説明

細断処理装置および搬送部材

【課題】細断片の詰まりを防ぐことを可能とする細断処理装置等を提供することを目的とする。
【解決手段】紙処理装置の圧縮ユニットは、所定方向に回転して細断片を圧縮するスクリュー33をハウジングの内部に回動自在に備えている。スクリュー33は、回転軸33Aの周囲に螺旋状の送り羽根33Bを有しており、逆方向に回転させた場合に先端となる送り羽根33Bの下流端33Bbには、移動操作面33Bcと下流端33Bbの端面33Beとが成すエッジ33Bfの角度:θ1を、90度以下とした切削刃部33Cが構成されている。
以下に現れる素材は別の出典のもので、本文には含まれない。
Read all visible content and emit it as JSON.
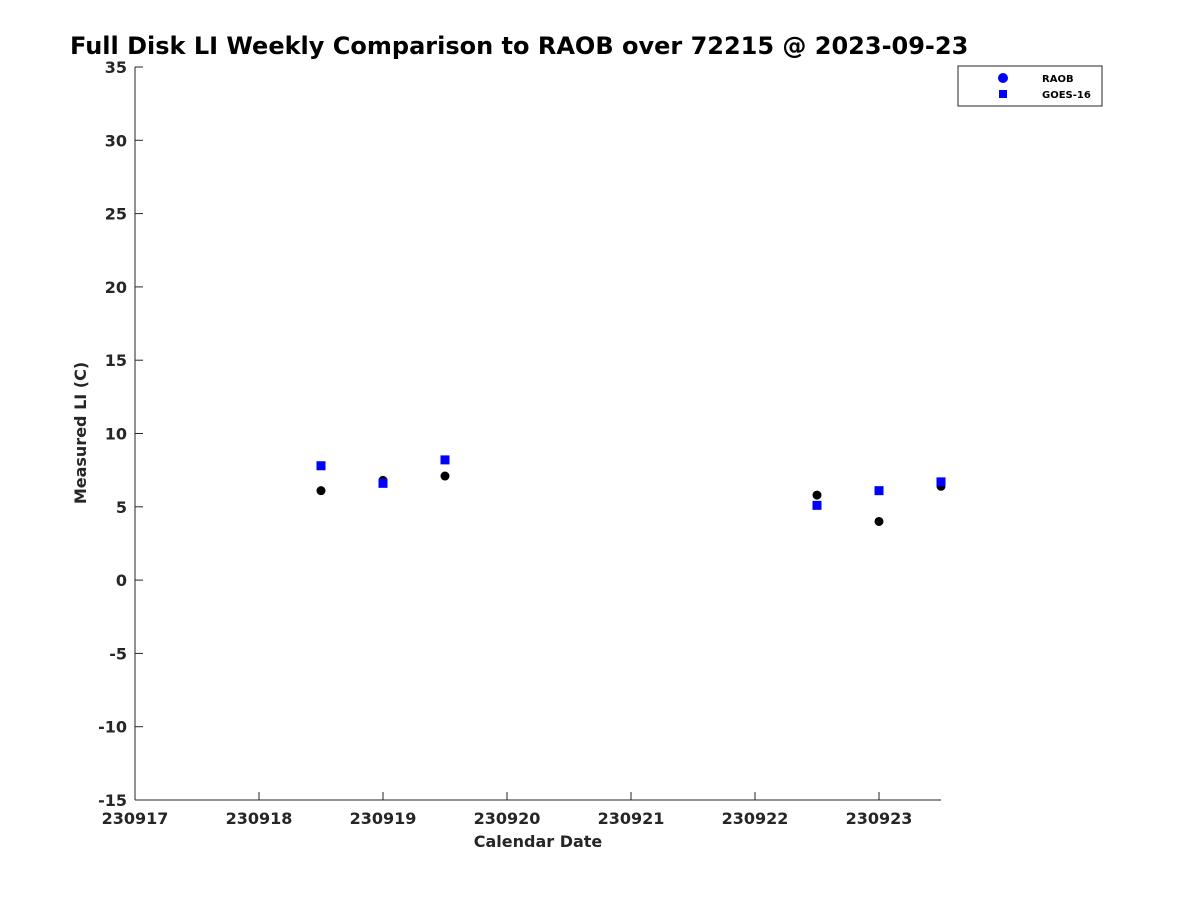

これにより、スクリュー33の逆回転によって、切削刃部33Cが上流側に突出する細断片の塊を削り取り、紙詰まりを解消する。

【発明の詳細な説明】
【技術分野】
【0001】
本発明は、紙等を細断片に細断処理する細断処理装置等に関する。
【背景技術】
【0002】
たとえば機密性のある文書を廃棄する際には、情報漏洩の防止やプライバシー保護等のためにその文書をいわゆるシュレッダで細断処理することが一般的に行われている。
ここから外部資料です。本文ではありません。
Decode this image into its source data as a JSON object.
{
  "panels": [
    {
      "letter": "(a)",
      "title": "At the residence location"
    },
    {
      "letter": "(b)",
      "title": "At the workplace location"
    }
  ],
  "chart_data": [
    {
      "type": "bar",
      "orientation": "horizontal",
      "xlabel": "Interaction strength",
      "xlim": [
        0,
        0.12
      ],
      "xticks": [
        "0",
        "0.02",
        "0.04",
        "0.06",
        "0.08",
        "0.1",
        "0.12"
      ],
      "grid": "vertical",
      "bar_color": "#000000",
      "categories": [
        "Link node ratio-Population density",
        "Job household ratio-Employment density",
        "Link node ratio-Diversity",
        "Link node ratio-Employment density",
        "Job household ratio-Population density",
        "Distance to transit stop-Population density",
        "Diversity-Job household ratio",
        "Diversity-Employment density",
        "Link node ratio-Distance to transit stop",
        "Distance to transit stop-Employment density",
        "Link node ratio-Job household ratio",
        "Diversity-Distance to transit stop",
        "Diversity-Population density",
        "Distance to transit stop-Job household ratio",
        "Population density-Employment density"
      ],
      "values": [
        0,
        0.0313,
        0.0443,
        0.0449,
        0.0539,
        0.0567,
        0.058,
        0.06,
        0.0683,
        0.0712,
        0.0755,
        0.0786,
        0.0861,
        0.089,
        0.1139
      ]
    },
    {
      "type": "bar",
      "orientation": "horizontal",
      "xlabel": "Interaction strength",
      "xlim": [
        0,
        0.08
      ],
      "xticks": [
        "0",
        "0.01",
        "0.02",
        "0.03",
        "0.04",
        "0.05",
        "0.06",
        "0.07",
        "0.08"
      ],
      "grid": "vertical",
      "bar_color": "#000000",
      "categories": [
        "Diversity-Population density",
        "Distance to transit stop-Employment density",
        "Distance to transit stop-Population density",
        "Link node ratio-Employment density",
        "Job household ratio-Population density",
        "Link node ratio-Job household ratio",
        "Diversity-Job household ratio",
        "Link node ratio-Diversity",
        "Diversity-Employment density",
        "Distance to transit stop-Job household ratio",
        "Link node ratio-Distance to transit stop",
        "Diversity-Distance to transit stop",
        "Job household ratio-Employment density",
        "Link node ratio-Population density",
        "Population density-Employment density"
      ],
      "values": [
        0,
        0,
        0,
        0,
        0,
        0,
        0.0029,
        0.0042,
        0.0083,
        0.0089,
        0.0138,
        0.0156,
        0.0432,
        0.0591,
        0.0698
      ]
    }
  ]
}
このようなシュレッダとして、細断機構によって細断した細断片を、圧縮して収容容器等に導くように構成されたものがある(たとえば特許文献1参照)。
特許文献1に開示のシュレッダは、破砕手段によって小さな紙片に破砕した古紙を、加湿して圧縮手段で圧縮成形したのちに、鉛直下方へ向かって排出するものである。
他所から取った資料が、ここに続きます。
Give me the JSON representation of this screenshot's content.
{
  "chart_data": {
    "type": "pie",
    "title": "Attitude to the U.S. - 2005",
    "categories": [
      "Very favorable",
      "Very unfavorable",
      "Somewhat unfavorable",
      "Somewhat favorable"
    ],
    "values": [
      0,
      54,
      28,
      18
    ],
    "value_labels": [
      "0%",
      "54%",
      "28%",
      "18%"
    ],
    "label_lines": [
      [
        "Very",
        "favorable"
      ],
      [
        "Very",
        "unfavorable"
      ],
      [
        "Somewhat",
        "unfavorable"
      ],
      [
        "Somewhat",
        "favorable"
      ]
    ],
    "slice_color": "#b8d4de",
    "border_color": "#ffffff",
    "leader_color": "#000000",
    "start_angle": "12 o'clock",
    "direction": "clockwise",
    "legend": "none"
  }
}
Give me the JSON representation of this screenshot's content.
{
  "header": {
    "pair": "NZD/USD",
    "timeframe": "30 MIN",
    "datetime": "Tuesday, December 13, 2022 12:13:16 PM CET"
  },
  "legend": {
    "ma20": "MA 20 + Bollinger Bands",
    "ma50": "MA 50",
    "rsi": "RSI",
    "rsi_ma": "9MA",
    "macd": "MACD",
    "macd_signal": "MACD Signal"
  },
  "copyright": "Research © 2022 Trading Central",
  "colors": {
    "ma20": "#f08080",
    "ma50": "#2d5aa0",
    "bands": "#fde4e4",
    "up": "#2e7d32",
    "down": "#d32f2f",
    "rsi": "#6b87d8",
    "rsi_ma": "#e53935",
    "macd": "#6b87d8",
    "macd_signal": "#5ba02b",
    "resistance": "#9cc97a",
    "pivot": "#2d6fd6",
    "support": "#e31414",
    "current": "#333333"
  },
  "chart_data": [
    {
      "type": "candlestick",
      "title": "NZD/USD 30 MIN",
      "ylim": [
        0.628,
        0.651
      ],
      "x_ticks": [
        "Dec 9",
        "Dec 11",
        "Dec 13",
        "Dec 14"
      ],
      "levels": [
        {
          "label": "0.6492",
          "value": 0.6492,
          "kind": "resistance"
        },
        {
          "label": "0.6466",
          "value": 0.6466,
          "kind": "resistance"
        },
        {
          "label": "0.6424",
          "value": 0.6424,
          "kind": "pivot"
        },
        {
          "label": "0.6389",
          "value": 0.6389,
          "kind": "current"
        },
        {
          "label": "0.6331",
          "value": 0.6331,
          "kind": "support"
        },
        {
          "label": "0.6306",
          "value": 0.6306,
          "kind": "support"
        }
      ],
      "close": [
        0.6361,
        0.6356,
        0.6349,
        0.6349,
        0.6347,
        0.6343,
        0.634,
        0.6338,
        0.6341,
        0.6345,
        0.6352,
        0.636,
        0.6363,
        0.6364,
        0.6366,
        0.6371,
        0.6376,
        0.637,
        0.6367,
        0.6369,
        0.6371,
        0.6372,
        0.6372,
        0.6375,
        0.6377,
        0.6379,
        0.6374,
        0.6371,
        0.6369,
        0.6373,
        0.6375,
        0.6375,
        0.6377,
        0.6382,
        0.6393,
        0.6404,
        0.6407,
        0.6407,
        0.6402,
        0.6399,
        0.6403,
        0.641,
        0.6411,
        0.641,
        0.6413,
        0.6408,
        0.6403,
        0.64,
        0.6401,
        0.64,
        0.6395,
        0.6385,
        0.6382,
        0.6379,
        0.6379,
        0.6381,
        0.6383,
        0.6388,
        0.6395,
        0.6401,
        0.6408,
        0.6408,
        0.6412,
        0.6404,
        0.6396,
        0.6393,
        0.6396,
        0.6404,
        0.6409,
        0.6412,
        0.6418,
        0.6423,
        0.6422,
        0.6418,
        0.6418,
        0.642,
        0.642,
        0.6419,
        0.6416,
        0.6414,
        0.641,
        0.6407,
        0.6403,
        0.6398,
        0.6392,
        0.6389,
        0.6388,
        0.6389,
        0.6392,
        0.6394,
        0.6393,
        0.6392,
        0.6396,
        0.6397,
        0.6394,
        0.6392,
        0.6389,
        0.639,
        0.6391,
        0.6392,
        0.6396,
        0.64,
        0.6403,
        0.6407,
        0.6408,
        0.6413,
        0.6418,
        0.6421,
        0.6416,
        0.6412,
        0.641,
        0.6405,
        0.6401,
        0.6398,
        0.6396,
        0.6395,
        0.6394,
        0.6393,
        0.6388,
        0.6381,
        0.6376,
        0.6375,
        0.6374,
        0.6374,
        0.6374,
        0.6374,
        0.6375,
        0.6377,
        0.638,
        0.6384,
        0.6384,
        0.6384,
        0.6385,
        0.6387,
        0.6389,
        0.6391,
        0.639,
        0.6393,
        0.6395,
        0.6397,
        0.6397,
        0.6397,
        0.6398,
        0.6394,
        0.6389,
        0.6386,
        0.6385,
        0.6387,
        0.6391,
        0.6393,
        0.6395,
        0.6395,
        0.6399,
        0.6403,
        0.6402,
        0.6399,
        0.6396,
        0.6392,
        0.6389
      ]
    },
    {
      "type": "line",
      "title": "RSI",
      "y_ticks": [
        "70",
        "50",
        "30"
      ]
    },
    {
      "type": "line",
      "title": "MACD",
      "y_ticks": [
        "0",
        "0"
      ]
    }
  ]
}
圧縮手段は、筒状部材の内部に押出スクリュウが設けられ、押出スクリュウによって下方へ押圧される古紙の移動を抑制することにより古紙を圧縮するとともに少しずつ下方へ排出させるために内径寸法を筒状部材の内径寸法よりも小さくした圧縮円筒が筒状部材の下に結合されて構成されている。
【0003】
【特許文献1】特開平6−306787号公報
【発明の開示】
【発明が解決しようとする課題】
【0004】
ところで、細断機構によって細断した細断片を搬送手段によって搬送する構成の細断処理装置では、細断片が搬送路の入り口で固く締まって詰まった状態となり、搬送手段に過大な負荷が作用して駆動不能となることがある。
このように、搬送路に細断片が詰まって搬送手段が駆動不能な状態となると、その解消には装置を分解する等の大掛かりで面倒な作業が必要となる。
【0005】
本発明は、以上のような技術的課題を解決するためになされたものであって、細断片の詰まりを防ぐことを可能とする細断処理装置等を提供することを目的とする。
【課題を解決するための手段】
【0006】
かかる目的のもと、本発明の細断処理装置は、対象物を細断片に細断する細断機構と、細断片を移動操作する移動操作面を有する移動操作部が軸部の周囲に形成され所定方向に回転することで細断機構が細断した細断片を搬送する搬送部材と、搬送部材を所定方向とは逆方向に回転させた際における移動操作部の先端に設けられて細断片を削り取る削り取り部と、を備えることを特徴とする。
【0007】
ここで、削り取り部は、移動操作面と、移動操作部の先端の端面とが、90度以下の角度を成して構成されていることを特徴とすることができる。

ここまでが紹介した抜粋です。